Remond, young Remond, that full well could sing, And tune his pipe at Pan's birth carolling: Who for his nimble leaping, sweetest layes, A lawrell garland wore on holidayes; In framing of whose hand dame Nature swore That never was his like nor could be more.[88]

Conjectural reconstruction of literary relationships is perilously seductive. But it is only fair to apprise the young lion of the delightful certainty that though the trail may run up a tree, it abounds in alluring scents. He will find that no sooner has Browne's Marina concluded the adventure borrowed from Fletcher than she falls in with Remond's younger companion, "blithe Doridon," who, in the _Second Book_ of the _Pastorals_, written in 1614-15, swears fidelity to Remond--

Entreats him then That he might be his partner, since no men Had cases liker; he with him would goe-- Weepe when he wept and sigh when he did so;[89]

and that, in the second Song of the _First Book_,[90] Doridon, who also is a poet, is described at a length not at all necessary to the narrative, and in terms that more than echo the description of the beauty of Hermaphroditus in the poem of that name which has been traditionally attributed to Beaumont. This Doridon is a genius:

Upon this hill there sate a lovely swaine, As if that Nature thought it great disdaine That he should (so through her his genius told him) Take equall place with swaines, since she did hold him Her chiefest worke, and therefore thought it fit, That with inferiours he should never sit....

He is "fairest of men"; when he pipes "the wood's sweet quiresters" join in consort--"A musicke that would ravish choisest eares." He is, as I have said, a poet,--

And as when Plato did i' th' cradle thrive, Bees to his lips brought honey from their hive; So to this boy they came; I know not whether They brought, or from his lips did honey gather....

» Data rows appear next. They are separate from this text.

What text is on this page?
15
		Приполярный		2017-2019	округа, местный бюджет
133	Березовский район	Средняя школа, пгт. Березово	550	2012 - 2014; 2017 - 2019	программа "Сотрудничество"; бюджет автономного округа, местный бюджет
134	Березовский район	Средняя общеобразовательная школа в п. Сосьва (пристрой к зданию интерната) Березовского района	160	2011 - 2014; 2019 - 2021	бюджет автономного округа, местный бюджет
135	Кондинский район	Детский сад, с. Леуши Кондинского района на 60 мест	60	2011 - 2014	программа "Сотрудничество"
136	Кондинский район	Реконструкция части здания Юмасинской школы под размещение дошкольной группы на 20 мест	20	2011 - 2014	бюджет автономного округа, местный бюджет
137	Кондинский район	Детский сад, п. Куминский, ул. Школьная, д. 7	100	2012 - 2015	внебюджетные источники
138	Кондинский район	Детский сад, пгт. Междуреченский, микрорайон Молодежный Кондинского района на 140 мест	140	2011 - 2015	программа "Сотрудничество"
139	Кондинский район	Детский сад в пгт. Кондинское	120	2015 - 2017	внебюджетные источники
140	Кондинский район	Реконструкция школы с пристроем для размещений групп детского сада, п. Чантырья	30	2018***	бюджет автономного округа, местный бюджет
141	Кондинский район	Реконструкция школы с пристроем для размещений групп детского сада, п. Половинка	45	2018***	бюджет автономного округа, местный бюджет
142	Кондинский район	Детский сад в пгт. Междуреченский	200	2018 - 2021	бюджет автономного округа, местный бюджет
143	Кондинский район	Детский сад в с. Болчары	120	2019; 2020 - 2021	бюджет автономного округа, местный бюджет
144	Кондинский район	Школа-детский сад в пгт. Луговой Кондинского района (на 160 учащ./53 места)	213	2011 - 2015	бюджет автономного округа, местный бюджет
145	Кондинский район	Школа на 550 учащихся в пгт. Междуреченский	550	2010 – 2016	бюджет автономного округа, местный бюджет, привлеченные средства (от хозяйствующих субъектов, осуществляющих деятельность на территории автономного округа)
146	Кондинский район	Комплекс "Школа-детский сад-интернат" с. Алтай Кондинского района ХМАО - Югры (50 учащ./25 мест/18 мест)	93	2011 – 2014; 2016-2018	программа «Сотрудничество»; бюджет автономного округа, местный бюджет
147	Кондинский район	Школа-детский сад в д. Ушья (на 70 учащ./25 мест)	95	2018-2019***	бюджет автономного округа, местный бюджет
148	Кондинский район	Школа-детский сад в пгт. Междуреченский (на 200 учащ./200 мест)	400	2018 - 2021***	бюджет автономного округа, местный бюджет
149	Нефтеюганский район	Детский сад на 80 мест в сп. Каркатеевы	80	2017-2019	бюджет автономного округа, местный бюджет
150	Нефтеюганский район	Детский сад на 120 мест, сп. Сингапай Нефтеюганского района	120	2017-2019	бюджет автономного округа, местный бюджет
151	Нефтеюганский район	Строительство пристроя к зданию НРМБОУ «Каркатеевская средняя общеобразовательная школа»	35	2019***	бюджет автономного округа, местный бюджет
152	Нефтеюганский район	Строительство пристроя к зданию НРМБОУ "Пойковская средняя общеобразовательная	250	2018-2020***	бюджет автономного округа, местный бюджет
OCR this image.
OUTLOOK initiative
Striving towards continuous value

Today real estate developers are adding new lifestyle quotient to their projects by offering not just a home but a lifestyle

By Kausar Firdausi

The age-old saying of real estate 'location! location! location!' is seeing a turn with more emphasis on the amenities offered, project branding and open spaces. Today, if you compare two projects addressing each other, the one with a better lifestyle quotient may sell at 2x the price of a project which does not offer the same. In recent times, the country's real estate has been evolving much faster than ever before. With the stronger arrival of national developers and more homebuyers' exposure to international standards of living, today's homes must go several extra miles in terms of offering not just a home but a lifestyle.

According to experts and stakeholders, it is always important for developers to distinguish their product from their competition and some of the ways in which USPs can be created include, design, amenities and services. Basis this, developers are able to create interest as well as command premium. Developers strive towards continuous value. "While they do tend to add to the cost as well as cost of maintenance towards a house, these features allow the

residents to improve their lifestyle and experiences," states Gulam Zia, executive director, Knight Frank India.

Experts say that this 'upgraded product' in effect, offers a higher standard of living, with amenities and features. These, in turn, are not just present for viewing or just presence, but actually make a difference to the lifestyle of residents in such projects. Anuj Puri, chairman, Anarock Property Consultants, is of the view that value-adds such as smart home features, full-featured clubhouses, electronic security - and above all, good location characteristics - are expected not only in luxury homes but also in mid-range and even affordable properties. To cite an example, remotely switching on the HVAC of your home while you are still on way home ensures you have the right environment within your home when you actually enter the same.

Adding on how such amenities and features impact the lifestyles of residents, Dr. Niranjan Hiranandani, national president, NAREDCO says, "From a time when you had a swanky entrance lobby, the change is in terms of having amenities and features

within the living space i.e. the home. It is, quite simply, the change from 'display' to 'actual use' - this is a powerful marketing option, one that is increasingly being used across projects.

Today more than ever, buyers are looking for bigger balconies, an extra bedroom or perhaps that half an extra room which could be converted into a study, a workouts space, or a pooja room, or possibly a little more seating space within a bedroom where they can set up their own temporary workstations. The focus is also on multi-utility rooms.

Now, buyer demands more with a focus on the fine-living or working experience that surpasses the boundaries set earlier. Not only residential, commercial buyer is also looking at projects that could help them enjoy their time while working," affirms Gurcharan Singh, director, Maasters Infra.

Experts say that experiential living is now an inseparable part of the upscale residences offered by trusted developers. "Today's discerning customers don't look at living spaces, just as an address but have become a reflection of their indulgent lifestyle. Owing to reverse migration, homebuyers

He is also a master in the revels,

His buskins (edg'd with silver) were of silke....

Those buskins he had got and brought away For dancing best upon the revell day.

Browne, by the way, wrote the _Prefatory Address_ to this Book of _Britannia's Pastorals_, June 18, 1613, only three months after Beaumont's Masque upon the "revel day" was acted; and the book was licensed for printing, the same year, November 15.

Returning to our young lion, he will, I fear me, exult (with lust of chase or laughter?) when in the third song of this book, he notes that Doridon, overhearing the love-colloquy of Remond and Fida, can find no other trope to describe their felicity than one drawn from Ovid, and from the so-called Beaumont poem of 1602, _Salmacis and Hermaphroditus_,--

Sweet death they needs must have, who so unite That two distinct make one Hermaphrodite.[91]